La renegociación particular sobre las reglas de origen en el sector automotriz no se resolverá en la quinta ronda para la renegociación del Tratado de Libre Comercio de América del Norte (TLCAN), anticipó la Secretaría de Economía (SE).

Mientras que el gobierno del presidente Donald Trump ha pedido incrementar el contenido nacional y regional en los productos automotrices, el gobierno mexicano ha planteado que las reglas actuales funcionan adecuadamente e, incluso, considera que en ocasiones reducir el contenido puede ser benéfico.

La Casa Blanca pidió que los automóviles importados por Estados Unidos desde México y Canadá tengan 50% de contenido estadounidense y 85% de contenido de los tres países, además de que se obligue al rastreo del origen de 100% de las piezas.

“Es una decisión que no puedes aceptar de entrada. No va a ser un tema que vamos a resolver en esta ronda, ésa es la realidad; será un tema que vamos a seguir dialogando con Estados Unidos, a sensibilizarlos”, dijo Salvador Behar Lavalle, jefe negociador adjunto del TLCAN de la Secretaría de Economía, en una entrevista radiofónica.

Desde que en 1994 entró en vigor, el TLCAN ha registrado cambios en sus reglas de origen en tres ocasiones, en cada una para un grupo diverso de productos, y un cuarto paquete fue aprobado por los gobiernos de los tres países, pero quedó pendiente de ser ratificado por los congresos.

La Cámara Japonesa de Comercio e Industria de México pidió mantener las condiciones vigentes relativas a las reglas del origen para todos y cada uno de los productos en el Tratado de Libre Comercio de América del Norte actualizado.

“Solicitamos que en lo que respecta a las reglas de origen específicas por producto, no se realicen modificaciones en los métodos de cálculo, así como tampoco en los porcentajes de contenido regional sobre todos los productos”, dijo Takashi Morimoto, presidente de la Cámara, en una carta enviada a Ildefonso Guajardo, secretario de Economía.

A julio deL 2017, la Cámara contaba con 470 empresas miembros. Las compañías niponas exportaron a Estados Unidos y Canadá productos por un valor de 19,531 millones de dólares en EL 2016, lo que representa 25% del total de las exportaciones del sector automotriz a Norteamérica.

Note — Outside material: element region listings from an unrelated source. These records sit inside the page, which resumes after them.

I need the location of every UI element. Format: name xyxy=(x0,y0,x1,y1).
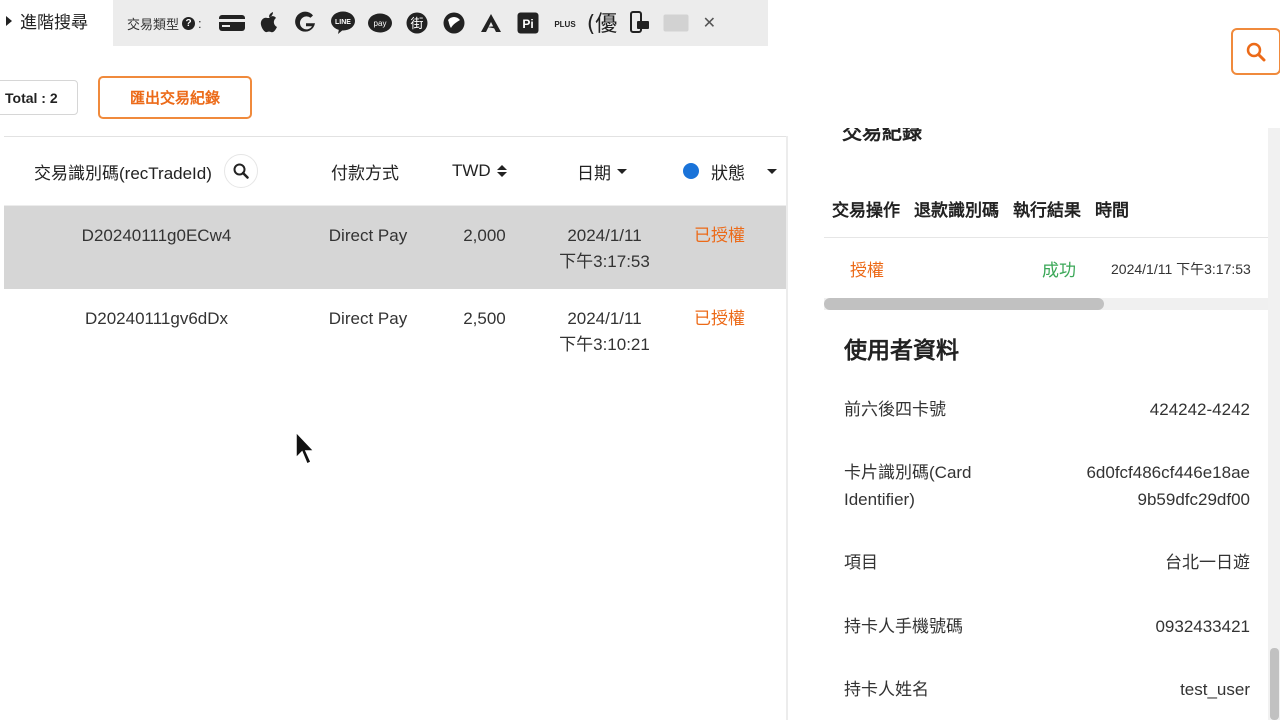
payment-type-label-group: 交易類型 ? : xyxy=(127,14,202,33)
log-result: 成功 xyxy=(1042,261,1076,280)
log-header-time: 時間 xyxy=(1095,201,1129,220)
phone-label: 持卡人手機號碼 xyxy=(844,617,963,636)
table-header: 交易識別碼(recTradeId) 付款方式 TWD 日期 狀態 xyxy=(4,137,786,206)
log-header-result: 執行結果 xyxy=(1013,201,1081,220)
help-icon[interactable]: ? xyxy=(182,16,196,30)
log-operation: 授權 xyxy=(850,261,884,280)
row-status: 已授權 xyxy=(694,309,745,328)
payment-icons: LINE pay 街 Pi PLUS (優 xyxy=(214,8,695,38)
trade-id-search-button[interactable] xyxy=(223,154,258,188)
advanced-search-label: 進階搜尋 xyxy=(20,13,88,32)
sort-icon xyxy=(496,165,507,177)
export-records-button[interactable]: 匯出交易紀錄 xyxy=(98,76,252,119)
card-identifier-value: 6d0fcf486cf446e18ae 9b59dfc29df00 xyxy=(1086,459,1250,513)
row-time: 下午3:17:53 xyxy=(559,252,650,271)
easy-card-icon[interactable]: (優 xyxy=(584,8,621,38)
payment-type-colon: : xyxy=(198,15,202,31)
cardholder-name-label: 持卡人姓名 xyxy=(844,680,929,699)
pi-icon-text: Pi xyxy=(522,17,533,31)
header-status-filter[interactable]: 狀態 xyxy=(683,159,777,184)
row-date: 2024/1/11 xyxy=(567,226,642,245)
transactions-table: 交易識別碼(recTradeId) 付款方式 TWD 日期 狀態 D202401… xyxy=(4,136,786,720)
chevron-down-icon xyxy=(767,168,777,174)
cardholder-name-value: test_user xyxy=(1180,680,1250,699)
vertical-scrollbar-thumb[interactable] xyxy=(1270,648,1279,720)
header-trade-id: 交易識別碼(recTradeId) xyxy=(34,154,258,188)
transaction-log-heading: 交易紀錄 xyxy=(842,128,922,144)
horizontal-scrollbar-thumb[interactable] xyxy=(824,298,1104,310)
row-payment-method: Direct Pay xyxy=(328,226,408,245)
apple-pay-icon[interactable] xyxy=(251,8,288,38)
row-time: 下午3:10:21 xyxy=(559,335,650,354)
header-trade-id-label: 交易識別碼(recTradeId) xyxy=(34,163,212,183)
easy-wallet-icon[interactable] xyxy=(436,8,473,38)
easy-icon-text: (優 xyxy=(587,12,618,37)
card-identifier-label-line1: 卡片識別碼(Card xyxy=(844,463,972,482)
jko-pay-icon[interactable]: 街 xyxy=(399,8,436,38)
row-trade-id: D20240111gv6dDx xyxy=(84,309,229,328)
close-icon[interactable]: ✕ xyxy=(703,13,716,33)
row-datetime: 2024/1/11 下午3:10:21 xyxy=(542,306,667,358)
advanced-search-toggle[interactable]: 進階搜尋 xyxy=(6,8,88,33)
sort-down-icon xyxy=(617,168,627,174)
mouse-cursor-icon xyxy=(295,430,316,466)
panel-divider xyxy=(786,136,788,720)
header-payment-method: 付款方式 xyxy=(331,159,399,184)
header-payment-method-label: 付款方式 xyxy=(331,163,399,183)
item-value: 台北一日遊 xyxy=(1165,553,1250,572)
item-label: 項目 xyxy=(844,553,878,572)
line-icon-text: LINE xyxy=(335,19,351,26)
header-date-label: 日期 xyxy=(577,163,611,183)
transaction-detail-panel: 交易紀錄 交易操作 退款識別碼 執行結果 時間 授權 成功 2024/1/11 … xyxy=(824,128,1270,720)
vertical-scrollbar-track[interactable] xyxy=(1268,128,1280,720)
row-datetime: 2024/1/11 下午3:17:53 xyxy=(542,223,667,275)
samsung-icon-text: pay xyxy=(374,19,387,28)
line-pay-icon[interactable]: LINE xyxy=(325,8,362,38)
samsung-pay-icon[interactable]: pay xyxy=(362,8,399,38)
transaction-log-header: 交易操作 退款識別碼 執行結果 時間 xyxy=(832,196,1129,221)
card-identifier-value-line2: 9b59dfc29df00 xyxy=(1137,490,1251,509)
table-row[interactable]: D20240111g0ECw4 Direct Pay 2,000 2024/1/… xyxy=(4,206,786,289)
card-number-value: 424242-4242 xyxy=(1149,400,1250,419)
search-button[interactable] xyxy=(1231,28,1280,75)
payment-type-label: 交易類型 xyxy=(127,16,180,32)
row-date: 2024/1/11 xyxy=(567,309,642,328)
google-pay-icon[interactable] xyxy=(288,8,325,38)
card-identifier-label-line2: Identifier) xyxy=(844,490,915,509)
jko-icon-text: 街 xyxy=(411,17,424,32)
card-reader-icon[interactable] xyxy=(621,8,658,38)
row-payment-method: Direct Pay xyxy=(328,309,408,328)
header-currency-label: TWD xyxy=(452,161,491,180)
caret-right-icon xyxy=(6,15,12,26)
search-icon xyxy=(233,163,249,179)
disabled-method-icon[interactable] xyxy=(658,8,695,38)
row-amount: 2,500 xyxy=(463,309,506,328)
table-row[interactable]: D20240111gv6dDx Direct Pay 2,500 2024/1/… xyxy=(4,289,786,372)
credit-card-icon[interactable] xyxy=(214,8,251,38)
card-identifier-value-line1: 6d0fcf486cf446e18ae xyxy=(1086,463,1250,482)
payment-type-filter-bar: 交易類型 ? : LINE pay 街 Pi PLUS (優 ✕ xyxy=(113,0,768,46)
card-number-label: 前六後四卡號 xyxy=(844,400,946,419)
phone-value: 0932433421 xyxy=(1155,617,1250,636)
header-date-sort[interactable]: 日期 xyxy=(577,159,627,184)
row-amount: 2,000 xyxy=(463,226,506,245)
log-time: 2024/1/11 下午3:17:53 xyxy=(1111,261,1251,277)
row-status: 已授權 xyxy=(694,226,745,245)
header-status-label: 狀態 xyxy=(711,163,745,183)
log-header-operation: 交易操作 xyxy=(832,201,900,220)
divider xyxy=(824,237,1270,238)
card-identifier-label: 卡片識別碼(Card Identifier) xyxy=(844,459,972,513)
plus-icon-text: PLUS xyxy=(554,20,576,29)
plus-pay-icon[interactable]: PLUS xyxy=(547,8,584,38)
row-trade-id: D20240111g0ECw4 xyxy=(81,226,232,245)
log-header-refund-id: 退款識別碼 xyxy=(914,201,999,220)
total-count: Total : 2 xyxy=(0,80,78,115)
user-info-title: 使用者資料 xyxy=(844,337,959,363)
search-icon xyxy=(1246,42,1266,61)
status-dot-icon xyxy=(683,163,699,179)
atome-icon[interactable] xyxy=(473,8,510,38)
header-currency-sort[interactable]: TWD xyxy=(452,161,507,181)
pi-wallet-icon[interactable]: Pi xyxy=(510,8,547,38)
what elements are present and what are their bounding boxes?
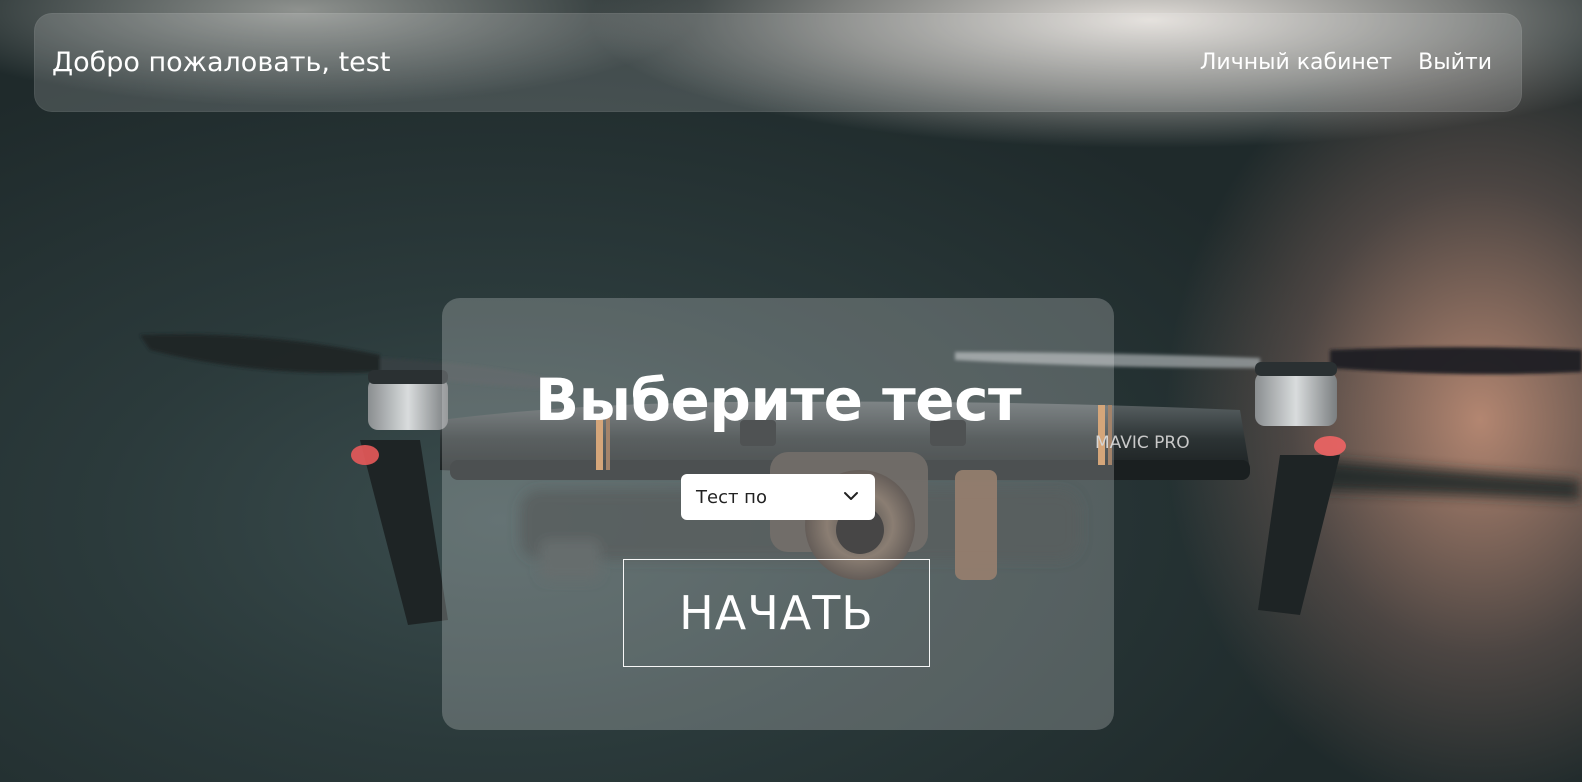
page-title: Выберите тест (534, 366, 1022, 434)
page: MAVIC PRO Добро пожаловать, test Личный … (0, 0, 1582, 782)
nav-links: Личный кабинет Выйти (1200, 13, 1492, 112)
nav-link-profile[interactable]: Личный кабинет (1200, 50, 1392, 75)
welcome-text: Добро пожаловать, test (52, 47, 391, 78)
test-select-card: Выберите тест Тест по НАЧАТЬ (442, 298, 1114, 730)
test-select-dropdown[interactable]: Тест по (681, 474, 875, 520)
nav-link-logout[interactable]: Выйти (1418, 50, 1492, 75)
navbar: Добро пожаловать, test Личный кабинет Вы… (34, 13, 1522, 112)
start-button[interactable]: НАЧАТЬ (623, 559, 930, 667)
chevron-down-icon (844, 492, 858, 500)
test-select-value: Тест по (696, 487, 767, 508)
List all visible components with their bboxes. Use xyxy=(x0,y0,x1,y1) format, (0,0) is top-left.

En las negociaciones, el sector siderúrgico de Estados Unidos solicitó incluir al acero en la lista de productos rastreables; sin embargo, las empresas japonesas, según Takashi, se oponen a ello porque sería “extremadamente difícil” que los productores de automóviles establecidos en México cumplan con la regla de origen requerida. “Modificaciones a los puntos mencionados anteriormente pueden afectar las cadenas de suministro construidas a lo largo del tiempo; aun cambios menores pueden tener importantes efectos negativos”, dijo. “Esto repercutirá, por ejemplo, en la reconsideración de continuar la producción en México”.